Westinghouse Collapse
Stuart Chirls, who works near the site of the Westinghouse Building demolition, saw a mishap this morning that crushed four cars:
I'm your Westinghouse Bureau reporter. Please see attached image, use only with credit, thanks. My co-worker Craig [Wilson, as in foto below] was walking across Orange Street when the collapse occurred; he said a guy near the destroyed cars narrowly missed being hit by the debris, laughed it off and walked away. No one was injured, according to Ledger.Golly. The cars look like convertibles now. I hope the owners had full insurance. This is what the top looked like before the collapse. From the Star-Ledger foto, it would seem the only thing that dropped was the decorative brick buttresses (corbels) that line the top of the building, and anything that may have been on the roof in that area. I have litened this foto a bit to show the brickwork that sheared off.
News 12 New Jersey says that two people were slitely injured, one passing by in a car and one on the sidewalk who suffered a slite cut to his hand. It clearly could have been much worse. Here's a fuller view, sidewalk to roofline, of part of the façade that dropped.
I was by there Sunday taking pix, and I wasn't the only one. As I drove from Broad Street on Lackawanna Avenue, the one-block road that ends at the Westinghouse Building, I saw from behind a guy in the street near the left corner with what looked like metal crutches sticking out on either side. I thought it unwise for a guy on crutches to be standing in the street, back to traffic, but as I got closer, I saw it was a tripod. Another fotografer was out doing what I was about to do, taking pix of the Westinghouse Building before it's gone. I looked carefully at him as I rounded the corner to park on University Avenue, thinking it might be Matt Gosser or someone else I knew, but I didn't recognize him. He was not then in the area where debris fell today. Nor did I go that close, taking my pix from the opposite sides of Orange and University too.
+
The closer view below shows the fine brickwork that apparently wasn't very strong after all the years the building stood. The fine lines in the right window are the stems of weeds!

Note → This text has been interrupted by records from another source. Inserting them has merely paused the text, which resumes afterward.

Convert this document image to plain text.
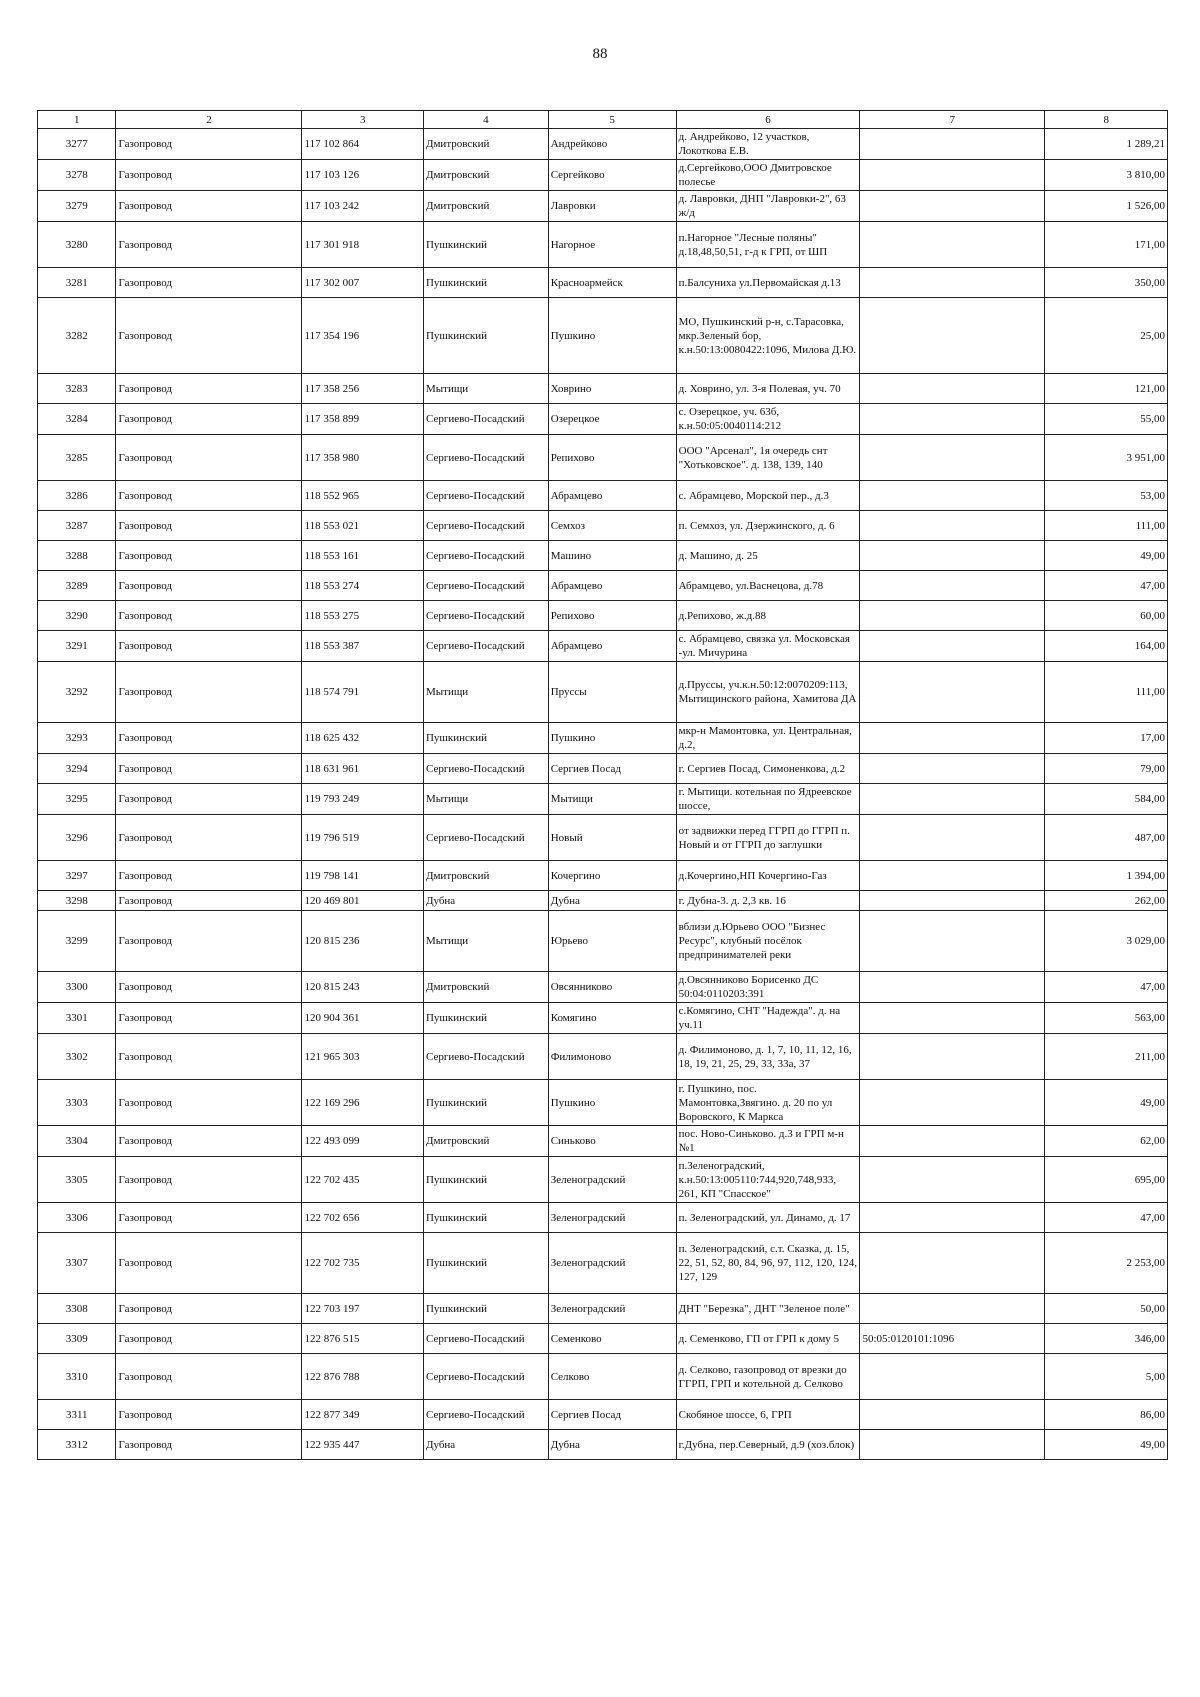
88
1	2	3	4	5	6	7	8
3277	Газопровод	117 102 864	Дмитровский	Андрейково	д. Андрейково, 12 участков, Локоткова Е.В.		1 289,21
3278	Газопровод	117 103 126	Дмитровский	Сергейково	д.Сергейково,ООО Дмитровское полесье		3 810,00
3279	Газопровод	117 103 242	Дмитровский	Лавровки	д. Лавровки, ДНП "Лавровки-2", 63 ж/д		1 526,00
3280	Газопровод	117 301 918	Пушкинский	Нагорное	п.Нагорное "Лесные поляны" д.18,48,50,51, г-д к ГРП, от ШП		171,00
3281	Газопровод	117 302 007	Пушкинский	Красноармейск	п.Балсуниха ул.Первомайская д.13		350,00
3282	Газопровод	117 354 196	Пушкинский	Пушкино	МО, Пушкинский р-н, с.Тарасовка, мкр.Зеленый бор, к.н.50:13:0080422:1096, Милова Д.Ю.		25,00
3283	Газопровод	117 358 256	Мытищи	Ховрино	д. Ховрино, ул. 3-я Полевая, уч. 70		121,00
3284	Газопровод	117 358 899	Сергиево-Посадский	Озерецкое	с. Озерецкое, уч. 63б, к.н.50:05:0040114:212		55,00
3285	Газопровод	117 358 980	Сергиево-Посадский	Репихово	ООО "Арсенал", 1я очередь снт "Хотьковское". д. 138, 139, 140		3 951,00
3286	Газопровод	118 552 965	Сергиево-Посадский	Абрамцево	с. Абрамцево, Морской пер., д.3		53,00
3287	Газопровод	118 553 021	Сергиево-Посадский	Семхоз	п. Семхоз, ул. Дзержинского, д. 6		111,00
3288	Газопровод	118 553 161	Сергиево-Посадский	Машино	д. Машино, д. 25		49,00
3289	Газопровод	118 553 274	Сергиево-Посадский	Абрамцево	Абрамцево, ул.Васнецова, д.78		47,00
3290	Газопровод	118 553 275	Сергиево-Посадский	Репихово	д.Репихово, ж.д.88		60,00
3291	Газопровод	118 553 387	Сергиево-Посадский	Абрамцево	с. Абрамцево, связка ул. Московская -ул. Мичурина		164,00
3292	Газопровод	118 574 791	Мытищи	Пруссы	д.Пруссы, уч.к.н.50:12:0070209:113, Мытищинского района, Хамитова ДА		111,00
3293	Газопровод	118 625 432	Пушкинский	Пушкино	мкр-н Мамонтовка, ул. Центральная, д.2,		17,00
3294	Газопровод	118 631 961	Сергиево-Посадский	Сергиев Посад	г. Сергиев Посад, Симоненкова, д.2		79,00
3295	Газопровод	119 793 249	Мытищи	Мытищи	г. Мытищи. котельная по Ядреевское шоссе,		584,00
3296	Газопровод	119 796 519	Сергиево-Посадский	Новый	от задвижки перед ГГРП до ГГРП п. Новый и от ГГРП до заглушки		487,00
3297	Газопровод	119 798 141	Дмитровский	Кочергино	д.Кочергино,НП Кочергино-Газ		1 394,00
3298	Газопровод	120 469 801	Дубна	Дубна	г. Дубна-3. д. 2,3 кв. 16		262,00
3299	Газопровод	120 815 236	Мытищи	Юрьево	вблизи д.Юрьево ООО "Бизнес Ресурс", клубный посёлок предпринимателей реки		3 029,00
3300	Газопровод	120 815 243	Дмитровский	Овсянниково	д.Овсянниково Борисенко ДС 50:04:0110203:391		47,00
3301	Газопровод	120 904 361	Пушкинский	Комягино	с.Комягино, СНТ "Надежда". д. на уч.11		563,00
3302	Газопровод	121 965 303	Сергиево-Посадский	Филимоново	д. Филимоново, д. 1, 7, 10, 11, 12, 16, 18, 19, 21, 25, 29, 33, 33а, 37		211,00
3303	Газопровод	122 169 296	Пушкинский	Пушкино	г. Пушкино, пос. Мамонтовка,Звягино. д. 20 по ул Воровского, К Маркса		49,00
3304	Газопровод	122 493 099	Дмитровский	Синьково	пос. Ново-Синьково. д.3 и ГРП м-н №1		62,00
3305	Газопровод	122 702 435	Пушкинский	Зеленоградский	п.Зеленоградский, к.н.50:13:005110:744,920,748,933, 261, КП "Спасское"		695,00
3306	Газопровод	122 702 656	Пушкинский	Зеленоградский	п. Зеленоградский, ул. Динамо, д. 17		47,00
3307	Газопровод	122 702 735	Пушкинский	Зеленоградский	п. Зеленоградский, с.т. Сказка, д. 15, 22, 51, 52, 80, 84, 96, 97, 112, 120, 124, 127, 129		2 253,00
3308	Газопровод	122 703 197	Пушкинский	Зеленоградский	ДНТ "Березка", ДНТ "Зеленое поле"		50,00
3309	Газопровод	122 876 515	Сергиево-Посадский	Семенково	д. Семенково, ГП от ГРП к дому 5	50:05:0120101:1096	346,00
3310	Газопровод	122 876 788	Сергиево-Посадский	Селково	д. Селково, газопровод от врезки до ГГРП, ГРП и котельной д. Селково		5,00
3311	Газопровод	122 877 349	Сергиево-Посадский	Сергиев Посад	Скобяное шоссе, 6, ГРП		86,00
3312	Газопровод	122 935 447	Дубна	Дубна	г.Дубна, пер.Северный, д.9 (хоз.блок)		49,00
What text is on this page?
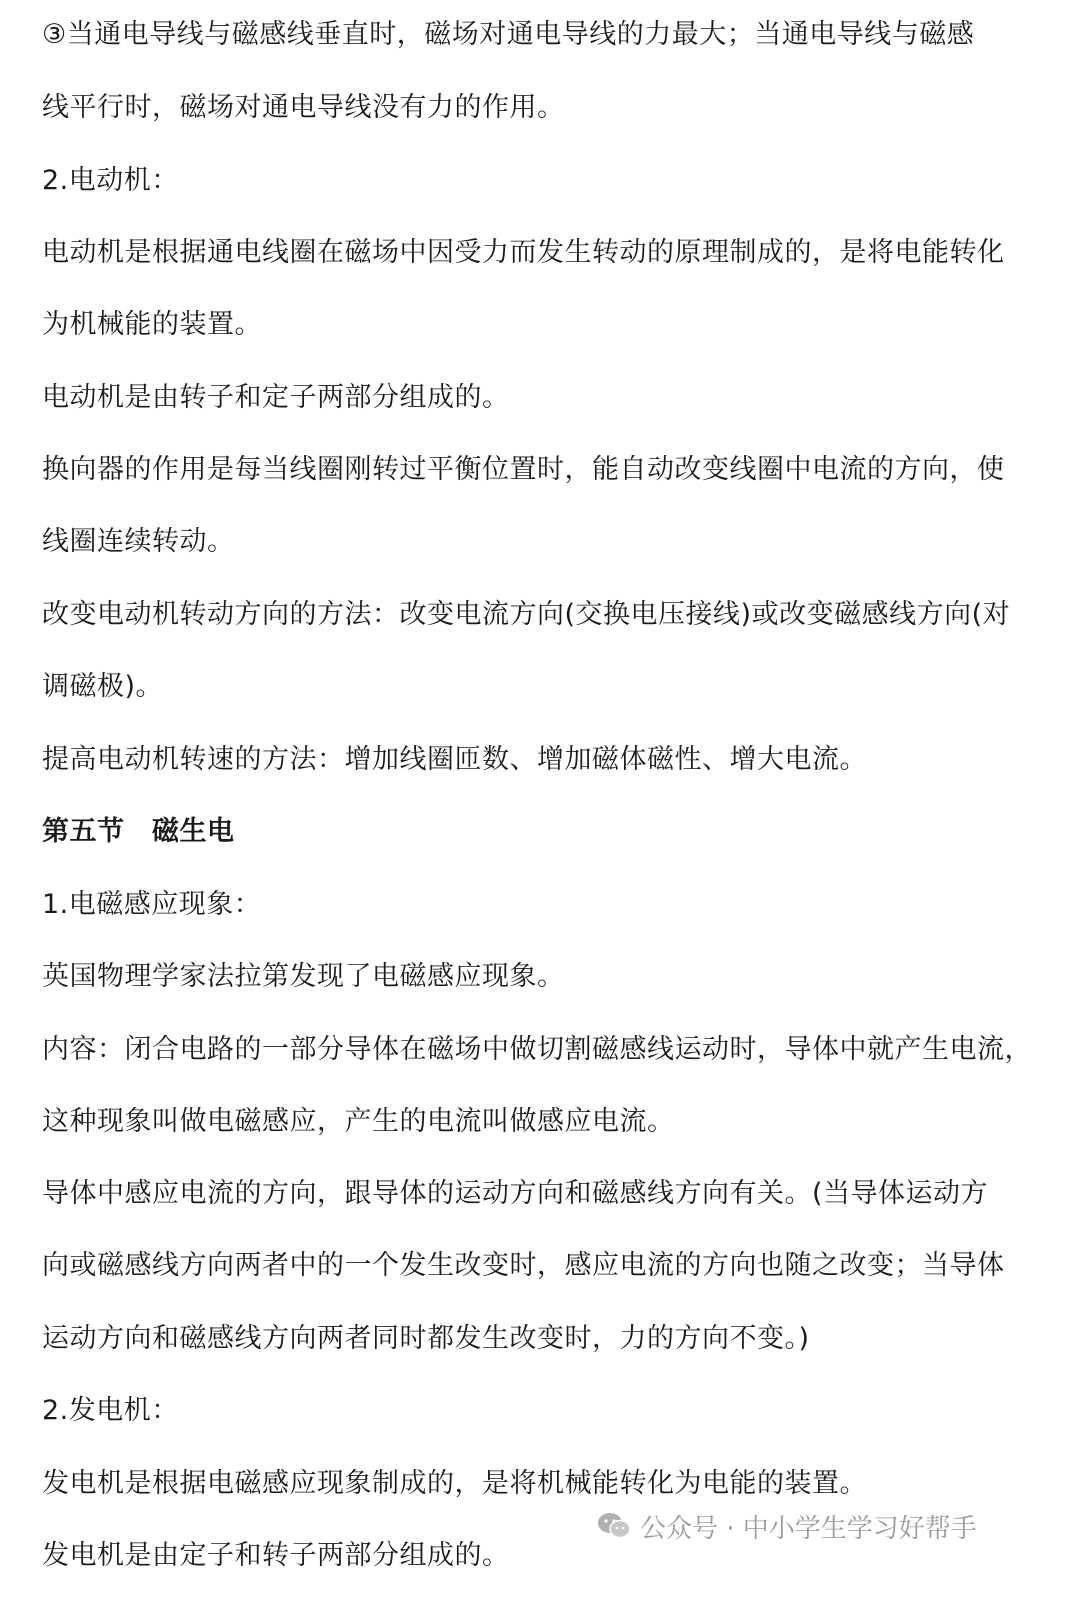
③当通电导线与磁感线垂直时，磁场对通电导线的力最大；当通电导线与磁感
线平行时，磁场对通电导线没有力的作用。
2.电动机：
电动机是根据通电线圈在磁场中因受力而发生转动的原理制成的，是将电能转化
为机械能的装置。
电动机是由转子和定子两部分组成的。
换向器的作用是每当线圈刚转过平衡位置时，能自动改变线圈中电流的方向，使
线圈连续转动。
改变电动机转动方向的方法：改变电流方向(交换电压接线)或改变磁感线方向(对
调磁极)。
提高电动机转速的方法：增加线圈匝数、增加磁体磁性、增大电流。
第五节　磁生电
1.电磁感应现象：
英国物理学家法拉第发现了电磁感应现象。
内容：闭合电路的一部分导体在磁场中做切割磁感线运动时，导体中就产生电流，
这种现象叫做电磁感应，产生的电流叫做感应电流。
导体中感应电流的方向，跟导体的运动方向和磁感线方向有关。(当导体运动方
向或磁感线方向两者中的一个发生改变时，感应电流的方向也随之改变；当导体
运动方向和磁感线方向两者同时都发生改变时，力的方向不变。)
2.发电机：
发电机是根据电磁感应现象制成的，是将机械能转化为电能的装置。
发电机是由定子和转子两部分组成的。
公众号 · 中小学生学习好帮手
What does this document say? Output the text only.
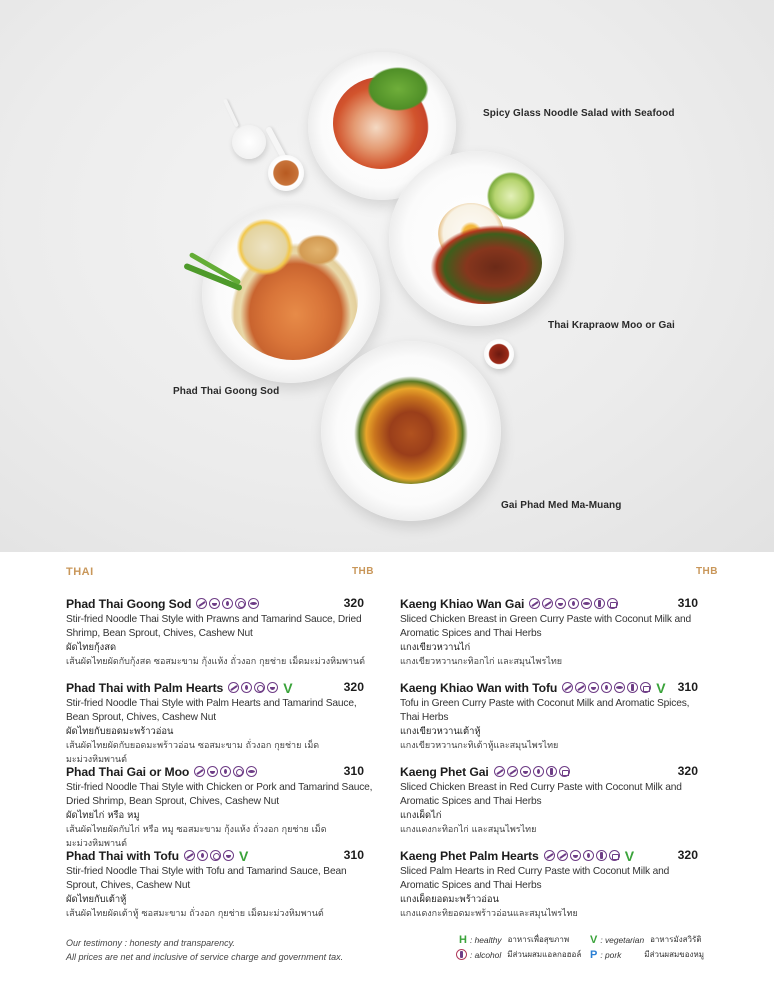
Spicy Glass Noodle Salad with Seafood
Thai Krapraow Moo or Gai
Phad Thai Goong Sod
Gai Phad Med Ma-Muang
THAI	THB
Phad Thai Goong Sod	320
Stir-fried Noodle Thai Style with Prawns and Tamarind Sauce, Dried Shrimp, Bean Sprout, Chives, Cashew Nut
ผัดไทยกุ้งสด
เส้นผัดไทยผัดกับกุ้งสด ซอสมะขาม กุ้งแห้ง ถั่วงอก กุยช่าย เม็ดมะม่วงหิมพานต์
Phad Thai with Palm Hearts	V	320
Stir-fried Noodle Thai Style with Palm Hearts and Tamarind Sauce, Bean Sprout, Chives, Cashew Nut
ผัดไทยกับยอดมะพร้าวอ่อน
เส้นผัดไทยผัดกับยอดมะพร้าวอ่อน ซอสมะขาม ถั่วงอก กุยช่าย เม็ดมะม่วงหิมพานต์
Phad Thai Gai or Moo	310
Stir-fried Noodle Thai Style with Chicken or Pork and Tamarind Sauce, Dried Shrimp, Bean Sprout, Chives, Cashew Nut
ผัดไทยไก่ หรือ หมู
เส้นผัดไทยผัดกับไก่ หรือ หมู ซอสมะขาม กุ้งแห้ง ถั่วงอก กุยช่าย เม็ดมะม่วงหิมพานต์
Phad Thai with Tofu	V	310
Stir-fried Noodle Thai Style with Tofu and Tamarind Sauce, Bean Sprout, Chives, Cashew Nut
ผัดไทยกับเต้าหู้
เส้นผัดไทยผัดเต้าหู้ ซอสมะขาม ถั่วงอก กุยช่าย เม็ดมะม่วงหิมพานต์
THB
Kaeng Khiao Wan Gai	310
Sliced Chicken Breast in Green Curry Paste with Coconut Milk and Aromatic Spices and Thai Herbs
แกงเขียวหวานไก่
แกงเขียวหวานกะทิอกไก่ และสมุนไพรไทย
Kaeng Khiao Wan with Tofu	V 310
Tofu in Green Curry Paste with Coconut Milk and Aromatic Spices, Thai Herbs
แกงเขียวหวานเต้าหู้
แกงเขียวหวานกะทิเต้าหู้และสมุนไพรไทย
Kaeng Phet Gai	320
Sliced Chicken Breast in Red Curry Paste with Coconut Milk and Aromatic Spices and Thai Herbs
แกงเผ็ดไก่
แกงแดงกะทิอกไก่ และสมุนไพรไทย
Kaeng Phet Palm Hearts	V	320
Sliced Palm Hearts in Red Curry Paste with Coconut Milk and Aromatic Spices and Thai Herbs
แกงเผ็ดยอดมะพร้าวอ่อน
แกงแดงกะทิยอดมะพร้าวอ่อนและสมุนไพรไทย
Our testimony : honesty and transparency.
All prices are net and inclusive of service charge and government tax.
H : healthy อาหารเพื่อสุขภาพ V : vegetarian อาหารมังสวิรัติ
: alcohol มีส่วนผสมแอลกอฮอล์ P : pork	มีส่วนผสมของหมู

The News 12 report speculated that windy weather added to lots of vibration during demolition of adjoining areas of the building may have precipitated the fall. I'm not clear as to the height of the area that fell, as compared to the width of the sidewalk. Perhaps some of the rubble fell onto the sidewalk and bounced onto the cars.
The sign above is near the right end of the fallen section, but not clear of it. The Star-Ledger foto shows it to be right under an area that fell, but the sign was not knocked off the building. I don't know if the remnants of fluorescent tubing on the W and G on this side (there appears to be more on the right side) were knocked off.
This fuller view of the sign area shows graffiti art below it. There is very little glass left in the building, but there's some left in the vestiges of the elegant rounded, many-paned window at upper right. I hope all the missing glass was recycled rather than broken up to be deposited as perpetually dangerous waste in a landfill.
In the wide view above of the section already smashed, I find two things worth noting. First, there appears to have been no steel skeleton, but only structural masonry. Second, the metal chimney is held in place by guy wires.
BUT this foto shows what is plainly steelwork, so I'm puzzled. It seems to be present only in that area. So either appearances are deceiving, or there might have been some particularly heavy equipment there. Note that the rubble is still on-site and in large pieces rather than ground up into gravel-sized bits as I have seen at other demolition sites, in Harrison near the PATH station and at the former Pabst brewery/Hoffman bottling plant on South Orange Avenue.
In the two fotos above and below, we see an intact section still standing beyond the equipment that will destroy it. Only in reviewing the foto below did I notice the A-shaped supports for barriers echoing the larger points formed by the equipment.
This next foto shows a fire extinguisher and metal sliding door, signs that the designers understood well the need for fire control in a plant that was to make electrical equipment. You can see a farther wall thru the destroyed section. I don't know what that would be part of. It looks like a glass-walled structure, but I thought only the Broad Street Station lay there.
The foto below shows the only glass left on the east face of the building, in the crescent-shaped window at top left that is one of the great features of what was, once, a wonderful building. The kid who painted the poster I showed on the upper left in the first foto and in a closer view in the 8th foto of my entry of February 7th of last year had the number of panels in the crescent slitely wrong, but did a great job giving a sense of the place.
Remember that this was a factory, not an art museum. It costs little more to build a beautiful factory — or other structure — than an ugly one. So why are there so many ugly buildings in the world?
I hope whatever goes up in place of the wonderful old Westinghouse Building is worthy of the site.